Lobster is one of the oldest and most prestigious dishes in the culinary world. Its origins trace back to ancient times, when humans first began fishing the waters off the coasts of North America, Europe, and Asia. Evidence suggests that lobsters have been eaten since at least the Bronze Age, when they were used as offerings in religious rituals.

The history of lobster is, without doubt, a rich and fascinating one. It's first recorded use as a food source dates back to the 15th century, when French fishermen developed a technique for trapping lobsters with nets. This allowed them to harvest greater numbers of lobster at a time, providing an inexpensive and readily available protein source to feed their families.

As its reputation spread throughout Europe, lobster eventually became popular among the upper classes. It's said that King Charles II of England declared it a royal delicacy and its use for other than ceremonial banquets was banned. As it continued to gain its status as a luxury dish, it was adopted by the wealthiest and most influential families, who had exclusive access to the choicest catches.

Lobster's popularity only increased as it spread around the world, including to the United States.
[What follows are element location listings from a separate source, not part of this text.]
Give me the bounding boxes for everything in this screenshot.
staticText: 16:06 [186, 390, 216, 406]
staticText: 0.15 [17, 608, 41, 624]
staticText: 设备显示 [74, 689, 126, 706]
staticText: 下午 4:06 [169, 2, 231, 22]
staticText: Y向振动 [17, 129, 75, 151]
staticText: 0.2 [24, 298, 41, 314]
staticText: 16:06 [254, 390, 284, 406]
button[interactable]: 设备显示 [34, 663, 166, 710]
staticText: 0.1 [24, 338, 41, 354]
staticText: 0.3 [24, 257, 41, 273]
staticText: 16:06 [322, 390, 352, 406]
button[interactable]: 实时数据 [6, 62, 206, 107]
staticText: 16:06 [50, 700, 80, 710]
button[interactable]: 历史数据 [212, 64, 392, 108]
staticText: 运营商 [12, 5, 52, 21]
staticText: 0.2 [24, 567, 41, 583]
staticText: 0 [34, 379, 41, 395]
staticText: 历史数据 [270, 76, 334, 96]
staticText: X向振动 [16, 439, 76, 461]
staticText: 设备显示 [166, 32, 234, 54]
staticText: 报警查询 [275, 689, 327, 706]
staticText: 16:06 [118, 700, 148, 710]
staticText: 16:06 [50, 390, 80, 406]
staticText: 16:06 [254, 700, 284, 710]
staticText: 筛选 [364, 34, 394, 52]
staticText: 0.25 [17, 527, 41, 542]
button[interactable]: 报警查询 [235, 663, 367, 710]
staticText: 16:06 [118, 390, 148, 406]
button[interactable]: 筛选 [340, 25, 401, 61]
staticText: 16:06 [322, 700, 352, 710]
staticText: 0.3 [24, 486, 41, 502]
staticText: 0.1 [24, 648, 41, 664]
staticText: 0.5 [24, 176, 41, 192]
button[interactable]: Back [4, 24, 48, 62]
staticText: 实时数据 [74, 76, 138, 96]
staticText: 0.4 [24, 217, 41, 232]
Initially, it was seen as a sign of poverty and was a mainstay of the diet of poorer families. By the 19th century, however, there had been a shift in attitudes towards lobster, and it was gaining wider acceptance in more upscale restaurants.

Today, lobster is served in a variety of ways across the globe. From its boiled form, which requires little else but seasoning, to more complex preparations, such as grilled, stewed, and even baked in a creamy sauce, its versatility has allowed it to remain a favorite among diners.

No matter how you choose to enjoy it, lobster will always remain a classic dish with a long and illustrious history. Whether an offering in a solemn ceremony or a centerpiece in an elegant dinner, one thing is for certain: lobsters have been part of our diets for much longer than we may realize.